Moreover, the presence of MYH6 variants is associated with greater expression of MYH7, which results in hypocontractility [5]. According to the literature, CHD is associated with low levels of MYH6 mRNA and higher levels of MYH7 mRNA [26].

There are two possible explanations for a disease-causing effect of MYH6 variants. Firstly, severe valvular stenosis might led to ventricular dysmorphology and reduced preload [7]. Secondly, the defective expansion and/or differentiation of cardiomyocytes might result in ventricular dysmorphology and dysfunction [27]. In the present case, we observed left hypoplastic heart failure with mitral and aortic stenosis; these observations are compatible with the first hypothesis. The presence of MYH6 variants is strongly associated with MYH7 overexpression in both atrial and ventricular tissues [5], leading to hypocontractility. Delayed fetal blood flow from the right atrium to the left atrium and through the mitral valve would then result in limited filling of the left ventricle and thus HLHS.

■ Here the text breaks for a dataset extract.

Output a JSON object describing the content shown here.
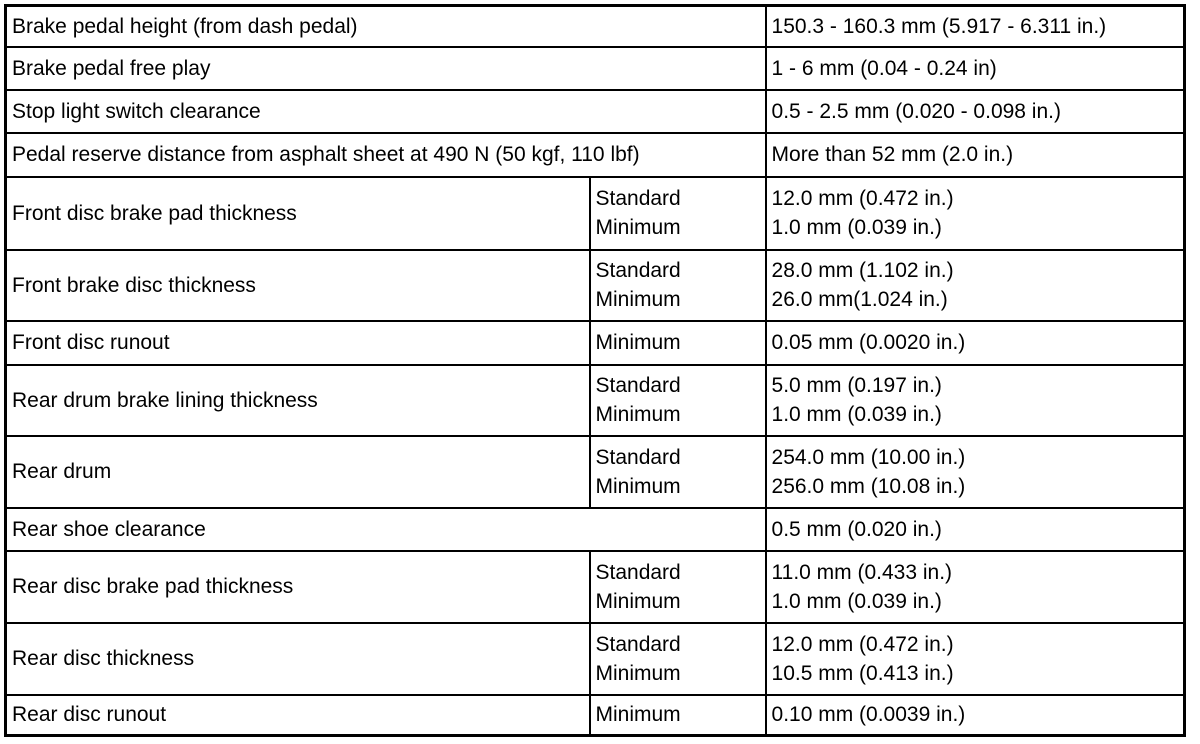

The present report is the first to have described the detection of MYH6 variants related to fetal HLHS during an ongoing pregnancy. Our case also emphasizes the value of WES for understanding the unusual recurrence of fetal anomalies during pregnancy. Fetal anomalies are detected in 3% of all pregnancies and are responsible for 20% of prenatal deaths [28]. Thus, some cases with an abnormal obstetric history and/or ultrasound anomalies but normal karyotyping and CMA results have been underdiagnosed [29]. WES improves the reliability of prenatal diagnosis and facilitates genetic counseling and medical decisions during early pregnancy [30]. Furthermore, WES improves the diagnostic yield for recurrent fetal structural anomalies and can reveal new genes that are potentially relevant in human development [31]. The present report illustrates the major contribution of WES in the characterization of an unusually recurrent fetal disorder and considered the role of WES in the prenatal diagnosis of disorders that do not usually have a genetic etiology. A better understanding of genetic mechanisms and WES results is crucial for future medical practice.